Le origini di ogni letteratura affondano nel sangue: il sangue brillante di una violenta storia mediterranea, il sangue nascosto e celato della tragedia greca, il sangue rosso vivo di cui si nutre il flamenco spagnolo. E poi c’è un sangue diverso, un sangue nero, scuro, denso, pastoso come la vendetta, un sangue che sgorga senza scorrere, un sangue affamato di sangue, il sangue feroce della cultura scandinava, muta di dei invincibili, orfana di speranza, oppressa dal peso del tempo che vacilla nell’attesa del Ragnarok, la fine degli uomini, del mondo, degli dei e del creato tutto. In questo tempo così umano, l’unica giustizia è quella che l’uomo è capace di ottenere: la giustizia che Vigdis cerca, la giovane Vigdis innamorata di Ljot, il seducente marinaio islandese che l’ha stuprata e poi abbandonata. Vigdis che ha visto bruciare la sua casa, che ha attraversato la neve scandinava sfidando la morte in una notte di tormenta portando in grembo il figlio di quello stupro. Vigdis ha amato Ljot, anzi lo ama ancora e da questo amore così furioso, così irragionevole ha distillato grammi di odio purissimo che nutrono la sua vendetta. La saga di Vigdis è la storia di questa vendetta, la storia di una ferita che non si rimargina, la storia di un amore che balla il suo valzer senza respiro con la morte.

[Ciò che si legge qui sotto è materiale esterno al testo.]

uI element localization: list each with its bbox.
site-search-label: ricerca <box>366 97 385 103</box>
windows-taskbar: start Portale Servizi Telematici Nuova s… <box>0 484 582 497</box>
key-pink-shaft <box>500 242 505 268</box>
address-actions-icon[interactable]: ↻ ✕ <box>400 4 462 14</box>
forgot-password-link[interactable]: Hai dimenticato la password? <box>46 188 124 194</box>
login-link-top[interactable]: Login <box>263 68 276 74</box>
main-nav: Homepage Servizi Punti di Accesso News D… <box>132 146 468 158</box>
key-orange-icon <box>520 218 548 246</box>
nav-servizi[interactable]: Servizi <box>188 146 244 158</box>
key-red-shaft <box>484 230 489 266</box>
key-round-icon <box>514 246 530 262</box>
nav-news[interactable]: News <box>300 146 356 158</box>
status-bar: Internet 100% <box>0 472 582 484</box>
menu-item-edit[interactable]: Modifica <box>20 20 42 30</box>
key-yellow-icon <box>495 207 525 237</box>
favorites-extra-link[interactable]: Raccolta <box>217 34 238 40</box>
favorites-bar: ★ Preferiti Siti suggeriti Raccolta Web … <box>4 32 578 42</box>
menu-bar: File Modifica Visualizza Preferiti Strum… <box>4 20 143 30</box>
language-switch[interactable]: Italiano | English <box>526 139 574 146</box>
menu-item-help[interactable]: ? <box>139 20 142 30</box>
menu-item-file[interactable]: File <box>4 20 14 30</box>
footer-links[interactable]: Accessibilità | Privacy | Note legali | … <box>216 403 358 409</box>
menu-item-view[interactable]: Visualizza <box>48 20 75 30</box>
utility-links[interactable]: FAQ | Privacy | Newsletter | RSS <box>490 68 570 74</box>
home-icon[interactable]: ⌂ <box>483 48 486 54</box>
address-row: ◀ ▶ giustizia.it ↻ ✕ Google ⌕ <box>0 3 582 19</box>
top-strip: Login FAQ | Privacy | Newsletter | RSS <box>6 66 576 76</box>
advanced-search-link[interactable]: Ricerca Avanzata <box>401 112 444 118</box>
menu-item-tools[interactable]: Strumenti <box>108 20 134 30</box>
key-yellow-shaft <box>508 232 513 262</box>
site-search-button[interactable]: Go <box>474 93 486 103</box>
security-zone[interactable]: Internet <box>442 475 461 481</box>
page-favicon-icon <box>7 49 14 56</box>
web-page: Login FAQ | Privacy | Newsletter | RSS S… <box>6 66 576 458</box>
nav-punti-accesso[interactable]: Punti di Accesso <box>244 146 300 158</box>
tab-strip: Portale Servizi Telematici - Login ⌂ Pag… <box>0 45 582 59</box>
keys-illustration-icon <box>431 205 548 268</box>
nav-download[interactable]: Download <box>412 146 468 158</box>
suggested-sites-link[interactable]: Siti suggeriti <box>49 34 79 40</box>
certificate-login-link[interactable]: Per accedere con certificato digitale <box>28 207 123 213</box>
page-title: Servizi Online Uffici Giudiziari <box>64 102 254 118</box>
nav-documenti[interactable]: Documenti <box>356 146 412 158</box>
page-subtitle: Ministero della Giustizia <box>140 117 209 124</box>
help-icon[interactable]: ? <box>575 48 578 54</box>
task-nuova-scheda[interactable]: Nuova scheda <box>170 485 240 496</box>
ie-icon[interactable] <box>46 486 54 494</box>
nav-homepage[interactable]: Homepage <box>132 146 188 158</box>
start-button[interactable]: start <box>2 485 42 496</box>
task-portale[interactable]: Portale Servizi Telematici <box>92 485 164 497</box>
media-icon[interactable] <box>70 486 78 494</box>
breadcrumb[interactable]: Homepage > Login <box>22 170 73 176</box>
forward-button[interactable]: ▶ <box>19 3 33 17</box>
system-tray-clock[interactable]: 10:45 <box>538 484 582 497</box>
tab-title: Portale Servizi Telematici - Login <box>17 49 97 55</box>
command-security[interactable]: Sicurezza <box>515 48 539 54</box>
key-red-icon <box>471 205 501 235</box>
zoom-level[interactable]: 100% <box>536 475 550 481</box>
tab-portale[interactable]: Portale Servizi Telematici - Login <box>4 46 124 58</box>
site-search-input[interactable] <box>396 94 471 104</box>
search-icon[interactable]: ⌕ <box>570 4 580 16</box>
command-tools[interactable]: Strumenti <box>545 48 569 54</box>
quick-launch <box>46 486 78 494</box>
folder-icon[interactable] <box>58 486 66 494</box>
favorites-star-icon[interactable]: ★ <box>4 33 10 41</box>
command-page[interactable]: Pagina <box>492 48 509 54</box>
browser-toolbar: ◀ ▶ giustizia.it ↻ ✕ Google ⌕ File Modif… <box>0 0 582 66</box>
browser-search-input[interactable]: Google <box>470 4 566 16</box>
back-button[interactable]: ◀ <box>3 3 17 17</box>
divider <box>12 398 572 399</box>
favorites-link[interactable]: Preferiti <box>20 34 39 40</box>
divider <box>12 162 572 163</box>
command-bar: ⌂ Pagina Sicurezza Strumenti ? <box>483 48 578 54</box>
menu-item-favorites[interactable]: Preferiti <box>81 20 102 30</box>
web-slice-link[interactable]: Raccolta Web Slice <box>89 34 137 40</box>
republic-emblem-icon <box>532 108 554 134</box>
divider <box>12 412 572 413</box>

In una Scandinavia medievale stagliata con inconsueta forza su uno sfondo bicromico fatto di neve e sangue, bianco e rosso, Sigrid Undset, premio Nobel nel 1928, recupera il ritmo sincopato e ossessivo delle antiche saghe nordiche, in un testo che non è un romanzo e che come tale va affrontato: i personaggi non mutano, non hanno tormenti psicologici imprevisti, non si dibattano per tenere uniti i nodi della trama; piuttosto su di loro soffia il vento nero e inesorabile della fatalità, di un destino che deve accadere. Come nell’Angelus Novus di Paul Klee, sono spinti avanti dalla tormenta della storia, ma i loro occhi sono fissi indietro, sul trauma primitivo che ha segnata per sempre la loro vita. Undset, come Bergman in “La fontana della vergine”, torna al medioevo per dire della violenza sulle donne certo, ma soprattuto per descrivere il tormento insanabile dei nodi che non si sciolgono, per dire dell’odio che può consumare la vita e dell’amore che lo nutre.
Nulla di nuovo, ma quale potenza si nasconde nella pagine di questa saga nordica.